This project used natural language processing (NLP) to study, detect, and predict changes in market regimes to improve existing trading strategies. We used text data from the Federal Open Market Committee (FOMC) meeting minutes and price data of the S&P 500. Some methods we used were non-negative matrix factorization, spherical K-means clustering, and naive Bayes classifier.
This project was done for the requirements of the class 46-924 Natural Language Processing. The group members are Dhruv Baid, Prajakta Phadke, and Uday Sharma.
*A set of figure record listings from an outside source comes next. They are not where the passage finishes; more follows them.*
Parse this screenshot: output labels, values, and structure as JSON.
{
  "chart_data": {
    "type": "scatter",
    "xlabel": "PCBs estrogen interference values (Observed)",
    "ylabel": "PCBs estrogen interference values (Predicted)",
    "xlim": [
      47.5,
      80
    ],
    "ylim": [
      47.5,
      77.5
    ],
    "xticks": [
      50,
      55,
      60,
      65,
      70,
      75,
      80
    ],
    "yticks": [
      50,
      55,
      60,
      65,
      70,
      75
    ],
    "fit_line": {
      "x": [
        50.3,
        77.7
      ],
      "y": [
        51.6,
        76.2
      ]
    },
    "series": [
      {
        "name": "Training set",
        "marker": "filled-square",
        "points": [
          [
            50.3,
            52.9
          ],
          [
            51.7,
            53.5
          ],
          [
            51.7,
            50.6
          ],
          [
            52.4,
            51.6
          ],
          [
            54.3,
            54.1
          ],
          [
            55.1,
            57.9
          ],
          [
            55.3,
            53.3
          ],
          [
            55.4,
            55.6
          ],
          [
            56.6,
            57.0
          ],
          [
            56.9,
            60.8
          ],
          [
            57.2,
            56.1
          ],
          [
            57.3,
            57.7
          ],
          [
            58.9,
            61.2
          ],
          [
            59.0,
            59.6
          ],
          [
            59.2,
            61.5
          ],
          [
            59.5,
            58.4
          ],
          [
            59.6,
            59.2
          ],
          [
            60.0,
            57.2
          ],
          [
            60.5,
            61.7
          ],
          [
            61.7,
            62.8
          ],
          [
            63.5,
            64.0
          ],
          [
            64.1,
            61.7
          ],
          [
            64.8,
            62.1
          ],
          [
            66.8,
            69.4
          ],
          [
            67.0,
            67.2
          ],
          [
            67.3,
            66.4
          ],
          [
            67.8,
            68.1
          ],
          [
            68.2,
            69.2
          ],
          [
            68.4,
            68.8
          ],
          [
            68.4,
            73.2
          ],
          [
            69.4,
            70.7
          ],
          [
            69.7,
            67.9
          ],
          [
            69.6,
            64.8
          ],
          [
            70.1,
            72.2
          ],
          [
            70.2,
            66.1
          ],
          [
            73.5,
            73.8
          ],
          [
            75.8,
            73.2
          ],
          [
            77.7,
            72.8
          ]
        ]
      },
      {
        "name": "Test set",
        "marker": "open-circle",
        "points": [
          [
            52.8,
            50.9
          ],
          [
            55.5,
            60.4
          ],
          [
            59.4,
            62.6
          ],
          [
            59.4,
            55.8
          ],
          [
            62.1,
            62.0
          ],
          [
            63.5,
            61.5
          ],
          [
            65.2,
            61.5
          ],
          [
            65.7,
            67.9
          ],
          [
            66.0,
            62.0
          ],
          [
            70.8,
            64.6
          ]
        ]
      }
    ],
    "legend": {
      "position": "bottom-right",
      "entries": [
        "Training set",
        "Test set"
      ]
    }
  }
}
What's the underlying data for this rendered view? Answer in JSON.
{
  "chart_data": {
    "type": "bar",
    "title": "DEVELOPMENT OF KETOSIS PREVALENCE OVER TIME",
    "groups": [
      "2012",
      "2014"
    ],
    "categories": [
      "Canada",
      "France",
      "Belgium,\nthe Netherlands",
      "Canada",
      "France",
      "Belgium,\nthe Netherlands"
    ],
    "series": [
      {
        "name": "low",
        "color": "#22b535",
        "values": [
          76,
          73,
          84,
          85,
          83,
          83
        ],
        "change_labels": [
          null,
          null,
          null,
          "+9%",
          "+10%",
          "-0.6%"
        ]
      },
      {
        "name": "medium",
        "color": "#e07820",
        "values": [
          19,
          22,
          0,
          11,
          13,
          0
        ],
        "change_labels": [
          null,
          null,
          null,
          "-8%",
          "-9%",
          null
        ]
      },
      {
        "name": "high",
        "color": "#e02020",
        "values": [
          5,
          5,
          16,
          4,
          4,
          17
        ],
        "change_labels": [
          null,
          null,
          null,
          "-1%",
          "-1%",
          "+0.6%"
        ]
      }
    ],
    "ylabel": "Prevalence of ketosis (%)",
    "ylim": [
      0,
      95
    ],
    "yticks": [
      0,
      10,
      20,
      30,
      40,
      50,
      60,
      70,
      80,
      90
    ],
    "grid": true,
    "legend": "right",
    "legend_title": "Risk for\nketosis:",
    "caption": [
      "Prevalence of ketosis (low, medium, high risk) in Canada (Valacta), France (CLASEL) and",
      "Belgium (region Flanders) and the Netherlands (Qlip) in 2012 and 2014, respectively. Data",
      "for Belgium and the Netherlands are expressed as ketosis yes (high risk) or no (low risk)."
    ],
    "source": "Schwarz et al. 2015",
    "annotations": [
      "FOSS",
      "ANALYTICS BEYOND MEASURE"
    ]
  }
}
This project used natural language processing (NLP) to study, detect, and predict changes in market regimes to improve existing trading strategies. We used text data from the Federal Open Market Committee (FOMC) meeting minutes and price data of the S&P 500. We used Non-Negative Matrix Factorization (NMF) to study the characteristics of regimes. We labeled regimes using a hidden Markov model and spherical K-means clustering. Using the labels as the response and price as covariates, we fit a naive Bayes model to predict the regime. We also try adding the NMF model topic weights and word embeddings from FinBERT as covariates. The performance was evaluated on the test set by comparing the metrics of a regime-dependent trading strategy for different combinations of labeling methods and covariates. Using NMF, we found that text data helped identify regimes that corresponded to different macroeconomic topics. However, neither the regimes identified using text data nor the text covariates were able to improve the performance of the trading strategy.
- Do the regimes, as identified by unsupervised NLP methods, show any distinct characteristics?
- Does using text data in identifying regimes improve the performance of our trading strategy?
- Does using text data as covariates to predict regime help improve our trading strategy?